Sunday morning silence for a couple hours – we wrote love notes to our husbands. Then talking, lunch and praying until the mad dash to leave for the airport at 2pm.
As you can see, we didn’t do much except talk. And we talked about everything. Lots of phase of life, turning 40 conversations mostly because I had gone to a workshop on phases of life (+ lunch with Beth & David English) that really resonated with where I am and what I’m experiencing. It probably comes as no surprise that we also talked about body image struggles, food, food, food and more food, children, parenting, church, grief from the death of a sister, another lost her father-in-love. We talked husbands, their jobs, self care, friendships, mentoring, sleep, Bible study, praying together, and eating an inordinate amount chocolate. So much chocolate!
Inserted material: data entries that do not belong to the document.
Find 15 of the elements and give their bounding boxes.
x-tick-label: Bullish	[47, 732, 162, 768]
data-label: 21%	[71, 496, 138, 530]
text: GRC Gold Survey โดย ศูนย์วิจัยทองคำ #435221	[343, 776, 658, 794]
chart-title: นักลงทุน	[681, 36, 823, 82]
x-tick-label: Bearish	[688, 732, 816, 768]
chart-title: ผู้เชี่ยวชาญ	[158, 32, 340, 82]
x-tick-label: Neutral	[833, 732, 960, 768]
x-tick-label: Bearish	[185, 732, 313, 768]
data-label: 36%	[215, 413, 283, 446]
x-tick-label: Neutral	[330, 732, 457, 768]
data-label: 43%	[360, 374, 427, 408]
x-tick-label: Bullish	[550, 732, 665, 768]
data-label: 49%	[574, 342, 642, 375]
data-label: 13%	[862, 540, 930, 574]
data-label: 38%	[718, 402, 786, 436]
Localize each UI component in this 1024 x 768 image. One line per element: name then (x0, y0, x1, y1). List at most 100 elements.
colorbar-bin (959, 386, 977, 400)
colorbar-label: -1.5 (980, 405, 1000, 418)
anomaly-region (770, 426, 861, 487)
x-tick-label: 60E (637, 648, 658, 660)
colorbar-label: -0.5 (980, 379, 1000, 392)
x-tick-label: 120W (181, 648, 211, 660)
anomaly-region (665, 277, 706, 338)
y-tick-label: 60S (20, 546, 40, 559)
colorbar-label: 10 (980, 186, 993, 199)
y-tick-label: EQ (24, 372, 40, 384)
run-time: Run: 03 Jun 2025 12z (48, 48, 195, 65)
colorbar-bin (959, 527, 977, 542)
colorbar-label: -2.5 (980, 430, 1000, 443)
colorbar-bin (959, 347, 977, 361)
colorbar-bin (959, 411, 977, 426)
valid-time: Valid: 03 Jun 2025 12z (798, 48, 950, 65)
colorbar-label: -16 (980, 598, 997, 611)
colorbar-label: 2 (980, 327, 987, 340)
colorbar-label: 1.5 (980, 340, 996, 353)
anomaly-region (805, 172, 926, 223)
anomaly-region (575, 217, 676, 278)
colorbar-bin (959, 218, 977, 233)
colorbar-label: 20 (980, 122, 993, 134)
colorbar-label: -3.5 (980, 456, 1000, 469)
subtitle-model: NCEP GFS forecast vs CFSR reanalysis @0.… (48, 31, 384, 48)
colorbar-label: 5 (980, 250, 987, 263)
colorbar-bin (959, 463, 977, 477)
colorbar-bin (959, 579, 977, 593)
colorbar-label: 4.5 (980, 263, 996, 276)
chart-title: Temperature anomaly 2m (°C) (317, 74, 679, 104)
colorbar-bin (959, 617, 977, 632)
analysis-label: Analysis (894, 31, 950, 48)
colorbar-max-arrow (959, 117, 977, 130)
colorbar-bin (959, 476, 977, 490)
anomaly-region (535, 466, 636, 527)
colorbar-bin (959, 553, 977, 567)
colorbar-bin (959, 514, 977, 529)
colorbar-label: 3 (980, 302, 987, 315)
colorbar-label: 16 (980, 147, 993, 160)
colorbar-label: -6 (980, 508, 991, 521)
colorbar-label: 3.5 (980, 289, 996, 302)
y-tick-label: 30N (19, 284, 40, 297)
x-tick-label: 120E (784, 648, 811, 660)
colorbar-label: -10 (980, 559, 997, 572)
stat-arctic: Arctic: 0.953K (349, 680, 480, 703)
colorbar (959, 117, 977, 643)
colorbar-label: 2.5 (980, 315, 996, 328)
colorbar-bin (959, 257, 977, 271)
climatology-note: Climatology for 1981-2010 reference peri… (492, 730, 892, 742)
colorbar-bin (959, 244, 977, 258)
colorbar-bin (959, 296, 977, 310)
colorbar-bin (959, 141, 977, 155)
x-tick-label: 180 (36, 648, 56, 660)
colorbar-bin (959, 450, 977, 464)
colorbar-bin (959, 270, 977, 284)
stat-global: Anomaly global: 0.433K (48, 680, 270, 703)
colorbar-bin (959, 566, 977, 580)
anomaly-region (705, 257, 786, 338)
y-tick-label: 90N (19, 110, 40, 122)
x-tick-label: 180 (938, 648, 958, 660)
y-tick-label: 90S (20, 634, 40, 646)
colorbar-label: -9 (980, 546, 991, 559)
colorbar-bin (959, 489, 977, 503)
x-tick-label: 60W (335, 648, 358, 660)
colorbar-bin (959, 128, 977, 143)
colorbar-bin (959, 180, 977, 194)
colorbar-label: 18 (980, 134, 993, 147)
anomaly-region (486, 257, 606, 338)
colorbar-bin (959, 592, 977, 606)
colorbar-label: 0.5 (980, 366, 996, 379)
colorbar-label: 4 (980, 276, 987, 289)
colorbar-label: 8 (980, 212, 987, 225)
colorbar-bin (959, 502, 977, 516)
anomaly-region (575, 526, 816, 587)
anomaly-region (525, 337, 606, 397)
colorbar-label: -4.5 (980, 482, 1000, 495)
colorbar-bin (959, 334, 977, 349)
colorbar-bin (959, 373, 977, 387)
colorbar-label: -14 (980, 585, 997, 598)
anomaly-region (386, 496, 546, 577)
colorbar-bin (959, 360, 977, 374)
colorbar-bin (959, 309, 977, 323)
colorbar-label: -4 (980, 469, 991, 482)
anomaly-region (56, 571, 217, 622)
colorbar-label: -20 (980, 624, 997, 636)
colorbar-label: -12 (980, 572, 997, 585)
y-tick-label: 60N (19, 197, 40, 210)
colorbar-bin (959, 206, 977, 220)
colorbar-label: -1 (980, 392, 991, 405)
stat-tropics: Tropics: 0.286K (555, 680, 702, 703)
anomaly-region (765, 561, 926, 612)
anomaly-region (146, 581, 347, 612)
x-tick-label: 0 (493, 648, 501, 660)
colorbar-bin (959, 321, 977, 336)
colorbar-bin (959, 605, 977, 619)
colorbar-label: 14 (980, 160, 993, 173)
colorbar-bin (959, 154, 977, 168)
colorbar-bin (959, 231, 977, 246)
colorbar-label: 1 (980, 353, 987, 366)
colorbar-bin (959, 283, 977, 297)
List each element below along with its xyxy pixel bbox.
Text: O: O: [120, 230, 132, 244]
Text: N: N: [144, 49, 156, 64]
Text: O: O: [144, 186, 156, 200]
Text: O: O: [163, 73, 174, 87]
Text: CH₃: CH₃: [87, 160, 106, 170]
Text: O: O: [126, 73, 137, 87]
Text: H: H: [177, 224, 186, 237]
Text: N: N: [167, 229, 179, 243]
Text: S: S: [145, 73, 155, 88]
Because food is my love language, I planned the menu, grocery shopped and brought some meals already made. I didn’t want to spend the whole weekend in the kitchen. Nor did I want to waste any precious time by leaving our haven of conversation to find food. Maybe in future years we will venture out more. But this year it just felt right to hunker down and stay inside.
Two of us are committed to making this happen annually, whatever it takes. The other two need to decide year by year, and that’s OK. This kind of weekend fills my soul so well, I can’t imagine NOT doing it next year.
What about you?
Think of two friends you’d like to spend the weekend with. Send them a link to this article and ask them to consider.